Local cache controls. `TRUE` (default) caches each parquet under [nccs_cache_dir()] in a `core/<tier>/<tax_year>/<form>/` subdir. A character path uses that directory instead. `FALSE` reads directly from S3 (slower on repeat calls, lower disk usage).

cache_max_age

Integer. Maximum age in days before the cached parquet is considered stale and re-downloaded. Defaults to 30. Ignored when `cache = FALSE`.

collect

Logical. `TRUE` (default) returns a tibble. `FALSE` returns a lazy Arrow query for further dplyr operations and a final `dplyr::collect()`.

confirm

Logical. If `TRUE` and a multi-partition download is required, prompt for confirmation after reporting the total size. Defaults to `interactive()` so scripts and tests proceed silently while interactive sessions get a guardrail.

Value

A tibble (if `collect = TRUE`) or an Arrow Dataset query (if `collect = FALSE`).

Details

One row per filing (or per `(ein, tax_period)` in the deduplicated `"merged"` tier).
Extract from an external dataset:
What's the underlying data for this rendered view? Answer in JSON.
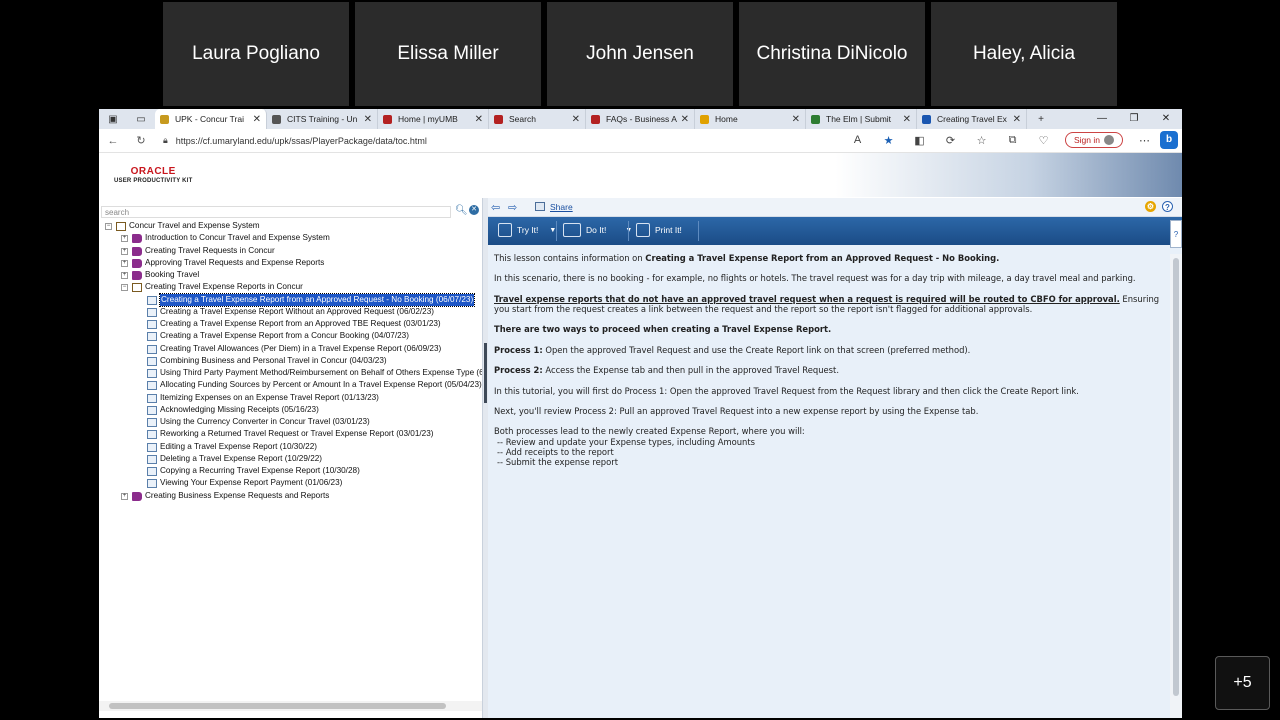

When the request would download multiple partitions, the function reports the total transfer size (summed over partitions not already cached) and, if `confirm = TRUE`, prompts before downloading. Partitions that are not published for the requested tier (e.g. SOI `990pf` for 2017-2019) are dropped with a `message()` rather than raising an error, so a year range that straddles a gap still works.
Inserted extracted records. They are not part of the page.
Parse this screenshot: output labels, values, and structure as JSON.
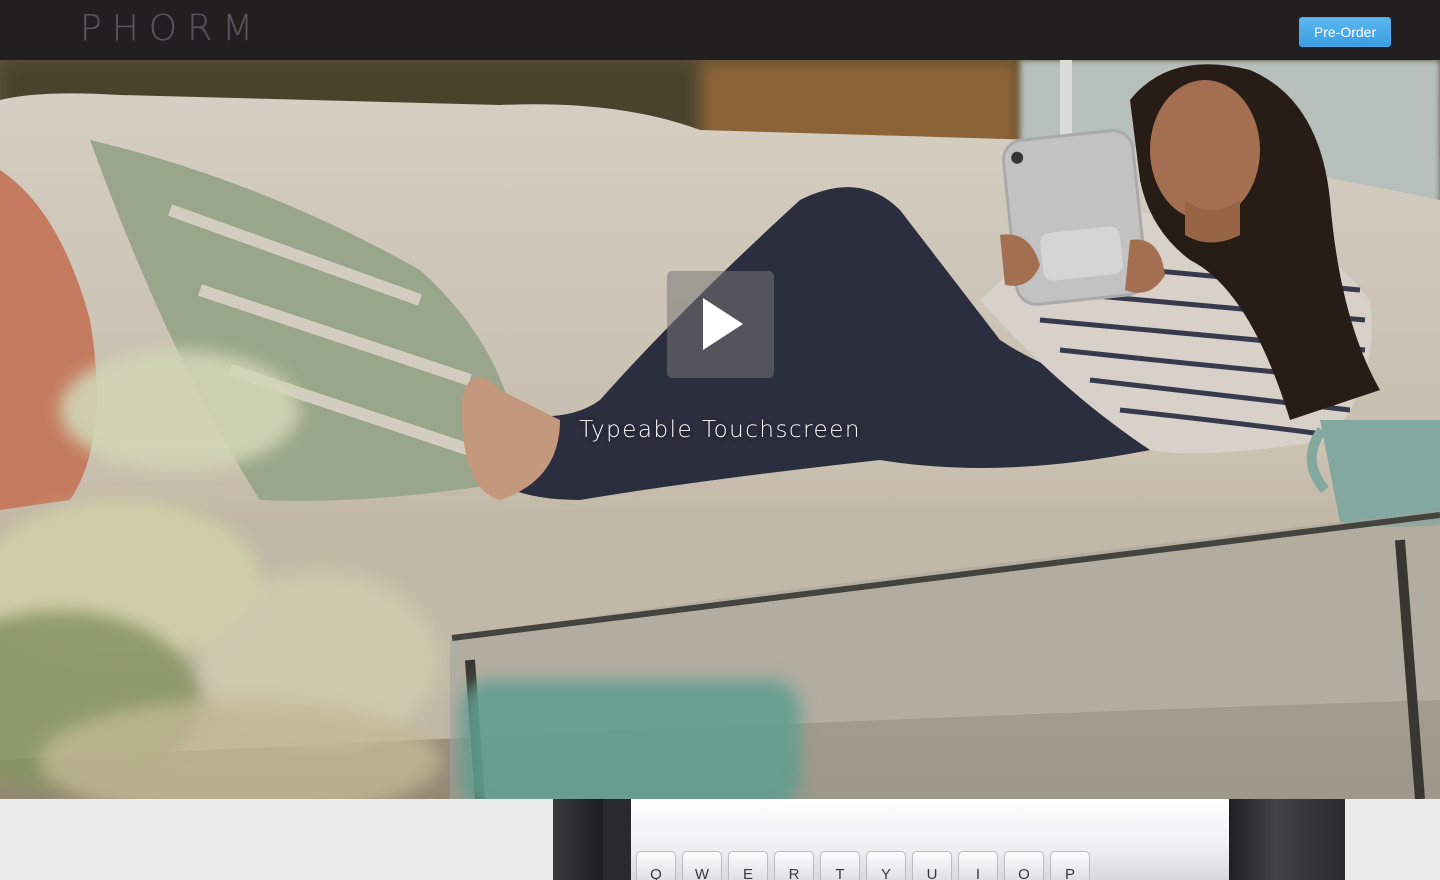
{
  "header": {
    "logo_text": "PHORM",
    "preorder_label": "Pre-Order"
  },
  "hero": {
    "caption": "Typeable Touchscreen",
    "play_icon": "play-icon"
  },
  "device_preview": {
    "keys": [
      "Q",
      "W",
      "E",
      "R",
      "T",
      "Y",
      "U",
      "I",
      "O",
      "P"
    ]
  },
  "colors": {
    "topbar": "#221f21",
    "logo": "#56545a",
    "button": "#3b9ee2",
    "section_bg": "#ecedeb"
  }
}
See [nccs_core_url()] for the canonical URL pattern and a description of each tier's coverage and caveats (especially the `"merged"` tier's deduplication and the missing 2017-2019 `990pf` partitions).

See also

[nccs_core_url()], [nccs_core_columns()], [nccs_core_coverage()].

Examples

if (FALSE) { # \dontrun{
# One partition, a handful of columns
df <- nccs_read_core(
  tier = "merged",
  tax_year = 2020,
  form = "990combined",
  columns = c("ein", "tax_period", "total_revenue", "total_expenses")
)

# Multi-year: any partition that turns out to be unpublished
# upstream is dropped with a message rather than erroring.
panel <- nccs_read_core(
  tier     = "soi",
  tax_year = 2015:2022,
  form     = "990pf",
  columns  = c("ein", "tax_period", "total_revenue")
)

# Lazy query, custom filter, then collect
nccs_read_core("merged", 2018:2022, "990combined", collect = FALSE) |>
  dplyr::filter(subsection_cd == 3) |>
  dplyr::select(ein, tax_period, total_revenue) |>
  dplyr::collect()
} # }